Primary research areas

Maria-Louise Clausen’s primary areas of research are conflict, security, and peace in the Middle East, especially Yemen and Iraq. She is especially interested in state-building, relations between state and non-state actors as well as consequences of competing perceptions of legitimate political order.

Current research

Maria-Louise Clausen’s current research focuses on how international actors influence relations between state and non-state actors in conflict-affected states, including the implications of external involvement in intrastate conflict and conflict resolution. Clausen is also interested in the political and moral implications of remote warfare, as well as relations between different types or temporally distinct (Western) interventions.

Clausen is furthermore interested in the development and political implications of strategic narratives on conflict, peace and statebuilding by both state and non-state actors, including how these are developed and utilized in multilateral organizations such as the UN and NATO, as well as regional organizations such as the LAS.

More recently, Clausen is beginning to explore how the introduction of renewable energy impact state-society relations.

Projects

Clausen is the Principal Investigator (PI) of a research project titled Violent Peacemakers (2022-2025). The project contributes to existing research by exploring theoretical and empirical implications of considering connections between external military intervention and state-building interventions aimed at (re)building the security sector. Empirically, the project focuses on Iraq and Yemen. The project is funded by the Independent Research Fund Denmark (Social sciences)

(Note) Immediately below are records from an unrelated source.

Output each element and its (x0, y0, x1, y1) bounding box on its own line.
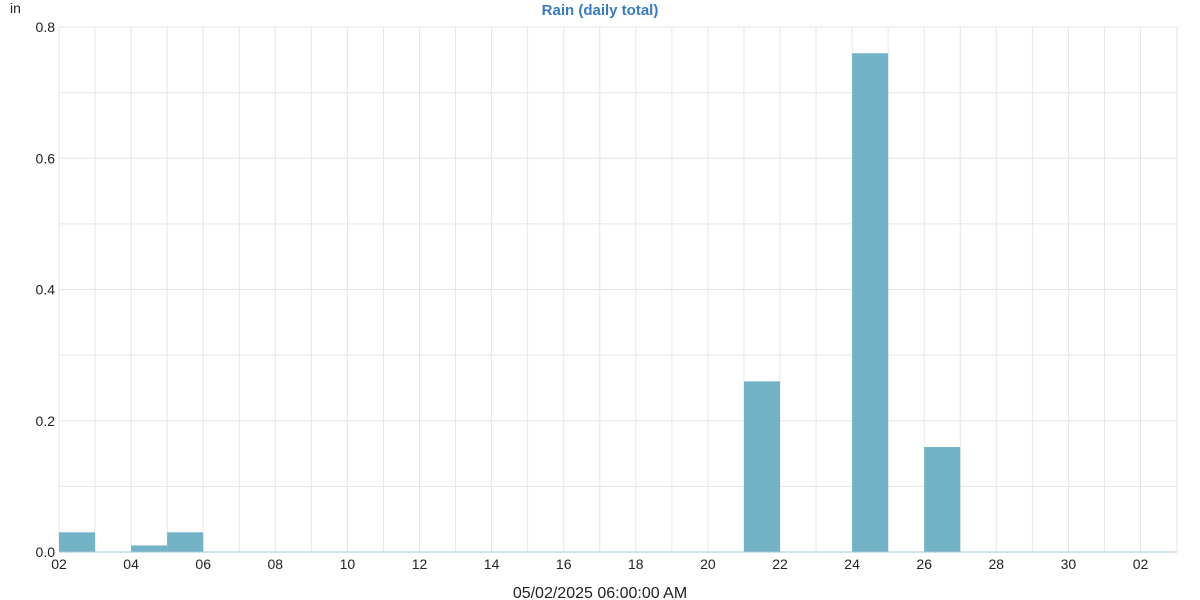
bar (59, 532, 96, 552)
x-tick-label: 28 (989, 556, 1005, 572)
bar (167, 532, 204, 552)
bar (924, 447, 961, 552)
y-tick-label: 0.2 (36, 413, 56, 429)
x-tick-label: 10 (340, 556, 356, 572)
x-tick-label: 16 (556, 556, 572, 572)
y-tick-label: 0.0 (36, 544, 56, 560)
x-tick-label: 08 (268, 556, 284, 572)
x-tick-label: 24 (844, 556, 860, 572)
footer-timestamp: 05/02/2025 06:00:00 AM (513, 585, 687, 600)
x-tick-label: 12 (412, 556, 428, 572)
x-tick-labels: 02 04 06 08 10 12 14 16 18 20 22 24 26 28 30 02 (51, 556, 1148, 572)
bar (743, 381, 780, 552)
bar (131, 545, 168, 552)
x-tick-label: 22 (772, 556, 788, 572)
y-unit-label: in (10, 0, 21, 16)
x-tick-label: 30 (1061, 556, 1077, 572)
x-tick-label: 14 (484, 556, 500, 572)
y-tick-label: 0.6 (36, 150, 56, 166)
y-tick-labels: 0.0 0.2 0.4 0.6 0.8 (36, 19, 56, 560)
y-tick-label: 0.8 (36, 19, 56, 35)
x-tick-label: 26 (916, 556, 932, 572)
bar (852, 53, 889, 552)
chart-title: Rain (daily total) (542, 2, 659, 19)
grid (58, 26, 1178, 553)
x-tick-label: 20 (700, 556, 716, 572)
y-tick-label: 0.4 (36, 282, 56, 298)
x-tick-label: 02 (51, 556, 67, 572)
x-tick-label: 06 (195, 556, 211, 572)
x-tick-label: 04 (123, 556, 139, 572)
bars (59, 53, 961, 552)
x-tick-label: 02 (1133, 556, 1149, 572)
x-tick-label: 18 (628, 556, 644, 572)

Maria-Louise Clausen is also part of the research project, ”Renewable energy, violent conflict, and gender equality” (2023-2027), which aims at advancing our understanding of the relationship between the introduction of renewable energy and conflict. Empirically, the project focuses on Yemen, and it is funded by Formas (A Swedish Research Council for sustainable development)

Maria-Louise Clausen is also a non-resident fellow in the Sectarianism, Proxies & De-sectarianisation project (SEPAD) where she contributes with expert knowledge on Yemen and Iraq.